Baca: KPU Keberatan dengan Pernyataan Saksi 02 Terkait Amplop Pembungkus Formulir C1
Saldi juga mengungkap bahwa ada juga lulusan UGM di pihak majelis hakim MK.
“Lima orang itu yang mengajari sebenarnya nakal Lutfi Yazid, tapi yang menasehati Prof Enny Nurbaningsih (hakim MK), jadi ada enam,” jelas Saldi.
“Saya khawatir di dalam sini debat, nanti setelah keluar pada akur-akur semua,” imbuh Saldi diikuti tawa peserta sidang.
Dan ternyata saksi ahli Eddy mengungkap bahwa Saldi Isra juga merupakan lulusan UGM saat memperoleh gelar Doktor dari Program Pascasarjana Fakultas Hukum UGM pada 2009 lalu.
Tak disangka saat gilirannya bicara, Hakim Ketua MK Anwar Usman menyatakan keberatannya karena tak dilibatkan dalam perbincangan sesama alumni UGM.

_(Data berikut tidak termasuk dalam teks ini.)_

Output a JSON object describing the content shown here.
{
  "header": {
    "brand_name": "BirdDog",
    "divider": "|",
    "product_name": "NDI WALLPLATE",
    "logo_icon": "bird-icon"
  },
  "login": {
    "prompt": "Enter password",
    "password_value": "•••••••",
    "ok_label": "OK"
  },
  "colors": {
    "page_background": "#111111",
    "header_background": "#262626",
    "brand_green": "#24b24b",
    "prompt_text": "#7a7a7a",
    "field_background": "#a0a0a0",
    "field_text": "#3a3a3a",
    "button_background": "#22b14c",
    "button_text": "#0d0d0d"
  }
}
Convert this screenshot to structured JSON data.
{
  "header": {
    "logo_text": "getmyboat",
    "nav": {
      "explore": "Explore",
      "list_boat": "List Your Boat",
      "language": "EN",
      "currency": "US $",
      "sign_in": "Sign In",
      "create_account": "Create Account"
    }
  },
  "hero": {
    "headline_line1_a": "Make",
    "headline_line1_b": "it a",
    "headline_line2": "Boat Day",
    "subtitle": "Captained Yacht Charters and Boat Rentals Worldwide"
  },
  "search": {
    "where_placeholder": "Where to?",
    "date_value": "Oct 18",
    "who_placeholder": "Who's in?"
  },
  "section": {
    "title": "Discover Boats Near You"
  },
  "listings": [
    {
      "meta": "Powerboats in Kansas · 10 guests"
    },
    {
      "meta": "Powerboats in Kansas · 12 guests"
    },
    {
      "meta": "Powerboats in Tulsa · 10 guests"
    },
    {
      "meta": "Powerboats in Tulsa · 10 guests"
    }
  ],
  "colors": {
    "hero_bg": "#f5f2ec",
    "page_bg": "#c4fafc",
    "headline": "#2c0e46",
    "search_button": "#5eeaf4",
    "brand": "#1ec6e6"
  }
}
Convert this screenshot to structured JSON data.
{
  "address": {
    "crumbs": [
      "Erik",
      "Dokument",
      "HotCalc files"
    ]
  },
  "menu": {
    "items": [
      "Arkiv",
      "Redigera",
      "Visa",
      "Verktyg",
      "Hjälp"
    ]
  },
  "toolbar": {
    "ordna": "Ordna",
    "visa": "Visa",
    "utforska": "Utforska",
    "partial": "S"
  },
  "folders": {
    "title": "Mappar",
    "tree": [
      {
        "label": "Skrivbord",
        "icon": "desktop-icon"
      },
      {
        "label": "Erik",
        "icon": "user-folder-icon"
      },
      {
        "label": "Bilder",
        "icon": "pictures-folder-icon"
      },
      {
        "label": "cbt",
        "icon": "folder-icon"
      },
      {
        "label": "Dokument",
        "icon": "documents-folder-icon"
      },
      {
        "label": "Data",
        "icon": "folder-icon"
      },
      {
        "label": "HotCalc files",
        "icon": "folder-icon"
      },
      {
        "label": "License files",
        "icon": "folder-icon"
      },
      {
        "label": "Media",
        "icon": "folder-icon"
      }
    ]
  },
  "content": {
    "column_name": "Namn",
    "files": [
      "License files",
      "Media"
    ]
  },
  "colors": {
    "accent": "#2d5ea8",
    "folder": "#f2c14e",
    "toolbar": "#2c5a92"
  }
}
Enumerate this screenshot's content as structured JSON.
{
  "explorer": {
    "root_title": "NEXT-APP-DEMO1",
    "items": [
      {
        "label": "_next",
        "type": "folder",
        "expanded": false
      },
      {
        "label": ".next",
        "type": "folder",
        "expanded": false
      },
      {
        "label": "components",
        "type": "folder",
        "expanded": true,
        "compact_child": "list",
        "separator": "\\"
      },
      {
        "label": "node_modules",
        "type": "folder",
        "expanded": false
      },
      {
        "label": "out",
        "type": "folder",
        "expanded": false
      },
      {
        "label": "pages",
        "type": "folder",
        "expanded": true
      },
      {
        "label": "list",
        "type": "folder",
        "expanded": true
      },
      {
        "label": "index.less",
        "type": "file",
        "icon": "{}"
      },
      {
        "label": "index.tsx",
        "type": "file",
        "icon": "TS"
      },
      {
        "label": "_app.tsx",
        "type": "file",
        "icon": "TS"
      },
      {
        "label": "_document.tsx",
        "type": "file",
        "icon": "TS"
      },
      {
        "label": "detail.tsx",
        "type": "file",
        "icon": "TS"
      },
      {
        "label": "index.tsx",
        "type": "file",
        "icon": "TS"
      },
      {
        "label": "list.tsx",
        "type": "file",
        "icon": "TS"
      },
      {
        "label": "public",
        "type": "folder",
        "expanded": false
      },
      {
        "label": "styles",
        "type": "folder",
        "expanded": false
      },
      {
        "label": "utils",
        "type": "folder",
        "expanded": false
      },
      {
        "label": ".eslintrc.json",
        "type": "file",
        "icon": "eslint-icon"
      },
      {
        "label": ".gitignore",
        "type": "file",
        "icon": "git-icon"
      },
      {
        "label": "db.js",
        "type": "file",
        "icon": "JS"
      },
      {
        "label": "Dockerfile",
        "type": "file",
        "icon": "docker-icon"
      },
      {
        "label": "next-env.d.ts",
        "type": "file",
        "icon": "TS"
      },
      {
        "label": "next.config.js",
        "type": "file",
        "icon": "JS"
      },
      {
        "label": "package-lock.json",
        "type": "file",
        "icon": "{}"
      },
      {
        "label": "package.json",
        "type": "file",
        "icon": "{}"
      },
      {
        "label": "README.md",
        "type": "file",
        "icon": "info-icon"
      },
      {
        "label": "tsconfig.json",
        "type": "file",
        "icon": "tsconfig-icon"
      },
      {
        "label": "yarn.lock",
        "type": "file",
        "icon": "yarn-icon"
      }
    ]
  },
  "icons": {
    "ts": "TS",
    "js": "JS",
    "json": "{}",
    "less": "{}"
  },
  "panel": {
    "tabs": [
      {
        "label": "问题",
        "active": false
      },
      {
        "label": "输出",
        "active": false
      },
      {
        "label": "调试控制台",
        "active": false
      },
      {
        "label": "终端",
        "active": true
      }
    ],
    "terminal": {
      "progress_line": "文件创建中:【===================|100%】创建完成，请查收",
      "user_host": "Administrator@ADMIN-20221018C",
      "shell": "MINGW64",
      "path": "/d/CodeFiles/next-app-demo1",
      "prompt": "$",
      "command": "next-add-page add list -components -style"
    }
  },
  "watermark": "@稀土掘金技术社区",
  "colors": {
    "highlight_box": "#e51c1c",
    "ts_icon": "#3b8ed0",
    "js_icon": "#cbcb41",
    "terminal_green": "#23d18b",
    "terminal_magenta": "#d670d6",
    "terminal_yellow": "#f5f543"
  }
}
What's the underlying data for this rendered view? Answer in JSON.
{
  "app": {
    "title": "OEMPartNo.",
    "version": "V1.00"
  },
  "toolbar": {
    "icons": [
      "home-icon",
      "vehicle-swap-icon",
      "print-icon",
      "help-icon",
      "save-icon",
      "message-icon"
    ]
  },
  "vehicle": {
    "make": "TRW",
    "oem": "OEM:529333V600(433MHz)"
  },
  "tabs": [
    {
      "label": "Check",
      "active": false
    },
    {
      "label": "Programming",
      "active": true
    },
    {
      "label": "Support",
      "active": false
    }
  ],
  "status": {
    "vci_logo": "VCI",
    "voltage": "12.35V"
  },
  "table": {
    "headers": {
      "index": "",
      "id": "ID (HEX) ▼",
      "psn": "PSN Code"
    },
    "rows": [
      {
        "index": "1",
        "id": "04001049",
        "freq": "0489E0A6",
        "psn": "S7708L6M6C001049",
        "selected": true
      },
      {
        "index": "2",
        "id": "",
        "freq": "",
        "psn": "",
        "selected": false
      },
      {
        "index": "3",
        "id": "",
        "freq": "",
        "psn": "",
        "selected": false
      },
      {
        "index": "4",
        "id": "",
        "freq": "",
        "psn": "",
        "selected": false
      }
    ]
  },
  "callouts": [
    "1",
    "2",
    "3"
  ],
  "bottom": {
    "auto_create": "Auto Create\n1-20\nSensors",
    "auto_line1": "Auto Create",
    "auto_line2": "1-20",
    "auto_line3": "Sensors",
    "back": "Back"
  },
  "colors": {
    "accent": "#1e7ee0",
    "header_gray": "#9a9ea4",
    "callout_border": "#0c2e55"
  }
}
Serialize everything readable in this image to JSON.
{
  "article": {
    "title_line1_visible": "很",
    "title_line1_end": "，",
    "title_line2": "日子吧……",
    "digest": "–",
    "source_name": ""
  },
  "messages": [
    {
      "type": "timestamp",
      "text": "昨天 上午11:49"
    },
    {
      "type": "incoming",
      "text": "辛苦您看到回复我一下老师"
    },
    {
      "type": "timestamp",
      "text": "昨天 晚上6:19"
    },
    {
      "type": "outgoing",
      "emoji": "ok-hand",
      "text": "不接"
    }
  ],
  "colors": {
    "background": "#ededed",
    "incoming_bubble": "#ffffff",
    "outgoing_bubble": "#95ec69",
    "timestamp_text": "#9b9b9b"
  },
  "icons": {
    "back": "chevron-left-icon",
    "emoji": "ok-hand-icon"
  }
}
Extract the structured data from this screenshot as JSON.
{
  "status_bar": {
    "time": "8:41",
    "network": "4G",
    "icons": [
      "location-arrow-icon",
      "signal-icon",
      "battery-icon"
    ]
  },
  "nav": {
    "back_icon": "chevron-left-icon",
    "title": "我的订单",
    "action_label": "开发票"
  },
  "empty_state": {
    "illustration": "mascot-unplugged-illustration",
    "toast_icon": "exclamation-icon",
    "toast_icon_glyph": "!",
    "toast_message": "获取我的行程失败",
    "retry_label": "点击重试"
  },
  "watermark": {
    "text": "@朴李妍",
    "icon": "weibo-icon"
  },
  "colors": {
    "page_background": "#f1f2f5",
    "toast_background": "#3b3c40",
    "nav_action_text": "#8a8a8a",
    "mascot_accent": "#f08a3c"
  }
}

“Sebentar, saya mau protes ke Prof Eddy, saya dan Pak Wakil Ketua MK (Aswanto) sebenarnya dari tadi sedih karena saya dan Yang Mulia Pak Wakil tidak dianggap alumni, bagaimana ceritanya, padahal saya juga alumni,” ungkap Anwar.
Pernyataan Ketua MK itu sontak membuat seluruh peserta sidang tertawa dan membuat suasana yang tadinya tegang menjadi rileks.
Prof Eddy pun mengatupkan kedua tangannya ke arah Anwar Usman sebagai permintaan maaf.